Aleksandr Solzhenitsyn’s masterpiece

Building on his valuable overview of those volumes of The Red Wheel published in English as of January 2021 (i.e., through March 1917, Book 2), the estimable Robert D. Kaplan continues to engage with the argument and action of Solzhenitsyn’s great work on the Russian Revolution now that Book 3 of March 1917 is out.

But did it have to happen as it happened? Solzhenitsyn does not say it, but if the royal family had not been executed — and if a quasi-constitutional monarchy had been established — the twentieth century would have been far less bloody. Instead, the abdication and subsequent arrest of Nicholas II and his family led to a vacuum of authority. The worse the anarchy, the worse the solution. Meanwhile, Lenin, brooding in his Zurich exile, had his mind fixed on the mistakes of the Paris Commune (the insurrection that followed France’s defeat by Prussia in the war of 1870-71). As Solzhenitsyn inhabits the thoughts of Lenin, the leader of the October Revolution-yet-to-come condemns all displays of weakness and humanity. We must seize the banks. We must not be magnanimous. Don’t save people in order to re-educate them; conduct cellar executions instead: “The proletariat had to be taught pitiless mass methods!”

And so it happened thus. As each new book in the series appears in translation, Solzhenitsyn’s Red Wheel is emerging as the ultimate monument to the perils of illusion and disorder.
— Robert D. Kaplan

The Revolutionary Chaos of March 1917

Lee Congdon has a fine review of March 1917, Book 3 in the latest issue of National Review.

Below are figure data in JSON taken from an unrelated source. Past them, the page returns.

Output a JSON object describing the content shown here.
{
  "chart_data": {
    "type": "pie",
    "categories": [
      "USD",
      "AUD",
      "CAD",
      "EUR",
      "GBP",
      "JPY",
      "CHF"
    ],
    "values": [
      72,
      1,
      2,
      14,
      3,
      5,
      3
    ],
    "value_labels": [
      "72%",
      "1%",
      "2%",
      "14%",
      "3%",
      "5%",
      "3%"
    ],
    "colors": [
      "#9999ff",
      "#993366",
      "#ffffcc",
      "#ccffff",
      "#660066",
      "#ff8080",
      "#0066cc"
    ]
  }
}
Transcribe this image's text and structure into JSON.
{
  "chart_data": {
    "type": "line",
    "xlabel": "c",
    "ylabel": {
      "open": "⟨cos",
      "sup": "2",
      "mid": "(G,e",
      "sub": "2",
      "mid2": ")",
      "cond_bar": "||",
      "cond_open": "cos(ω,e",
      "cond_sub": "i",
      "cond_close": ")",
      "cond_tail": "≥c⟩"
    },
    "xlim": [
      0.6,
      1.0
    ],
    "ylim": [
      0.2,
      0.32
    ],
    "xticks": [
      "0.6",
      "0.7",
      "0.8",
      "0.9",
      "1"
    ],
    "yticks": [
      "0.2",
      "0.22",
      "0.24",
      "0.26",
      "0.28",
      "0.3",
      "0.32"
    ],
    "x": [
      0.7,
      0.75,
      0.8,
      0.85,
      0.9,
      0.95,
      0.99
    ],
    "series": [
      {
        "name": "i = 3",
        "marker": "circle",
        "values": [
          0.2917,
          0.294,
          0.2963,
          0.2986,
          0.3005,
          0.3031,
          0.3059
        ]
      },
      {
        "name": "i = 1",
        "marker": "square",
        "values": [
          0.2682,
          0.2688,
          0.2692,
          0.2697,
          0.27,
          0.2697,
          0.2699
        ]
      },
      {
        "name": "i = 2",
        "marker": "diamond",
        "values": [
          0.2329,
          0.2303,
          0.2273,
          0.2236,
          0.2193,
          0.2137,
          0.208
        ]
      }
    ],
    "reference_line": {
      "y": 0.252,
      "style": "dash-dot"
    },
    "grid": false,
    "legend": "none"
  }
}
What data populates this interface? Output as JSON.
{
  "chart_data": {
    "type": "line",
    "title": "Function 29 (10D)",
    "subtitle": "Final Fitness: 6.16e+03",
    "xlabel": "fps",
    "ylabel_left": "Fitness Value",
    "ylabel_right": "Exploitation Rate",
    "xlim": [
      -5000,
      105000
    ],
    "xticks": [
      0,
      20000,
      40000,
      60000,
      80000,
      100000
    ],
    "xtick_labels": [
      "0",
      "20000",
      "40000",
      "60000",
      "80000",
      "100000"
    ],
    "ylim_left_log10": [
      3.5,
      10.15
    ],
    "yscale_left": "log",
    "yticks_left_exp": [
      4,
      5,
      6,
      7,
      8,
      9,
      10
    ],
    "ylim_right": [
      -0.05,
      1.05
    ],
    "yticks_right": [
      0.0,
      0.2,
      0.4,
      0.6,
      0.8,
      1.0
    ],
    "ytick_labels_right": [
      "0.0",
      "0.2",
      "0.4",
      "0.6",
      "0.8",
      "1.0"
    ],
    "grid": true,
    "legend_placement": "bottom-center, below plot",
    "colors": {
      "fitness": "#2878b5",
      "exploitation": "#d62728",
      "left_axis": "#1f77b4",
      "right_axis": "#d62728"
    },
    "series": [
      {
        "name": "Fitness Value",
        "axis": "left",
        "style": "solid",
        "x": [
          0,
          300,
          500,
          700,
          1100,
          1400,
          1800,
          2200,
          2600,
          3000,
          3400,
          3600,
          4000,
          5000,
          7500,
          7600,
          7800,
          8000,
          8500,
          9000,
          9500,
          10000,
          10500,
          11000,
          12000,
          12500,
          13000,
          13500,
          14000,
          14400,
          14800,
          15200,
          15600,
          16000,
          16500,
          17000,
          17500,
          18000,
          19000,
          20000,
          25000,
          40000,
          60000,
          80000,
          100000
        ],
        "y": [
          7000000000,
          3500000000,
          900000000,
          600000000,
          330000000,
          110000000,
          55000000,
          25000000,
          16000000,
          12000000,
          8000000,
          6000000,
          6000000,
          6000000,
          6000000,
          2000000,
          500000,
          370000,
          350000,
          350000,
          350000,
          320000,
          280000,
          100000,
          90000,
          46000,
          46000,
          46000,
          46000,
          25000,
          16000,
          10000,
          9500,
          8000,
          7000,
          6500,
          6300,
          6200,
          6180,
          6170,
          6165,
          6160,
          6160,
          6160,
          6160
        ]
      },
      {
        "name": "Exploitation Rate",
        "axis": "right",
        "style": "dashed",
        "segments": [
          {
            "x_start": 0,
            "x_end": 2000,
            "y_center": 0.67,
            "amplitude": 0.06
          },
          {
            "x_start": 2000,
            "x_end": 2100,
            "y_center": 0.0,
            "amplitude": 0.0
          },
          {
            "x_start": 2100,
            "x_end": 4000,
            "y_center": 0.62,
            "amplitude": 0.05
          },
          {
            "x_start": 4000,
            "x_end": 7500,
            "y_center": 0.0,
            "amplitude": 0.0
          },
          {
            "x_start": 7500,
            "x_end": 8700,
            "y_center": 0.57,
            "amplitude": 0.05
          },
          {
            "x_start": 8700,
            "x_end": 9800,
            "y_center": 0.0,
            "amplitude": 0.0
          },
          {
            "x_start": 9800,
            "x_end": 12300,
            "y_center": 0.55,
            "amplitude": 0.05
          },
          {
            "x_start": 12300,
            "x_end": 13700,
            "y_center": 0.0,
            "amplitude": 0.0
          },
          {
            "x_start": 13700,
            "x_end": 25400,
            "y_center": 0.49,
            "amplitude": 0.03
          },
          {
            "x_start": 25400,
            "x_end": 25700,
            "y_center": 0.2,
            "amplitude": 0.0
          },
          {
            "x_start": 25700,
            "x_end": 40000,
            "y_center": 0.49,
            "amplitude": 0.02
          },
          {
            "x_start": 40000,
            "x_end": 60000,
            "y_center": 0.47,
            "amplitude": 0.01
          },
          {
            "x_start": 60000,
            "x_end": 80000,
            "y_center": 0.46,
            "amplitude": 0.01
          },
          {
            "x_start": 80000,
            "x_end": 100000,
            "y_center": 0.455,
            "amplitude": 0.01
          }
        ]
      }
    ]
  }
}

But perhaps resistance would have been futile. Not so, according to Solzhenitsyn. The revolutionaries were largely untrained and poorly armed. Because of the relative calm then existing at the front, up to a million soldiers would have been available to retake Petrograd. Thirty thousand would have been more than enough, but the Supreme Command thought only of surrender. “It was a panop­­ticum of weak and incapable men.” Those words reflect Solzhenitsyn’s view that history is radically contingent; nothing is inevitable. The revolution resulted from the action (or inaction) of men and women who could have chosen different paths.

Solzhenitsyn’s highly critical account of the March Revolution is of a piece with his hostile attitude toward all revolutions. He was not opposed to change; quite the contrary. He believed strongly and wrote often that czarist Russia had been in need of a reform program of the kind advanced by Prime Minister Pyotr Stolypin. Had that great leader not been assassinated in 1911, and had the czar not decided for war, Russia would almost certainly have been spared the revolution to come. In the fall of 1993, Solzhenitsyn gave an address in Les Lucs-sur-Boulogne commemorating the bicentennial of the counterrevolutionary Vendée Uprising. He told those gathered that he would not wish a “great revolution” upon any nation. France, he said, had a Thermidorian reaction that overthrew Robespierre, but the revolution in Russia “was not restrained by any Thermidor as it drove our people on the straight path to a bitter end, to an abyss, to the depths of ruin.” Those words, and Solzhenitsyn’s riveting account of the March Revolution, should give Americans pause.
— Lee Congdon

March-3 reviewed in Asian Review

Francis P. Sempa reviews the newly released March-3 in the Asian Review of Books.

When historians and writers of historical fiction look back on events and developments they can sometimes portray them with more understanding and order than they deserve. The best historians and novelists—and Solzhenitsyn was first and foremost a novelist—narrate history through the eyes and ears of the participants who don’t know the outcome of the events they are observing and participating in. In March 1917, Solzhenitsyn presents events through the characters’ perspectives and perceptions at the time, not in hindsight or years afterward, lending authenticity to his narrative by putting us in the room (so to speak) with the statesmen, officers, soldiers and citizens who experienced the chaos of war and revolution.
— Francis P. Sempa

Has America Become ‘A Realm Beyond Words’?

Over at American Thinker, M.E. Boyd recalls Solzhenitsyn’s Harvard Address, in light of the political and cultural shockwaves rolling through America today.

Solzhenitsyn warned that if we continued our moral decline and allowed socialism to replace our free-enterprise system that “Socialism of any type leads to a total destruction of the human spirit, and to a leveling of mankind into death.” He warned us that the path we are on will lead to—a realm beyond words. His colleague, Igor Shafarevich, put it this way: Socialism’s goal is to abolish private property, the family as the organic structure of society, and all religion.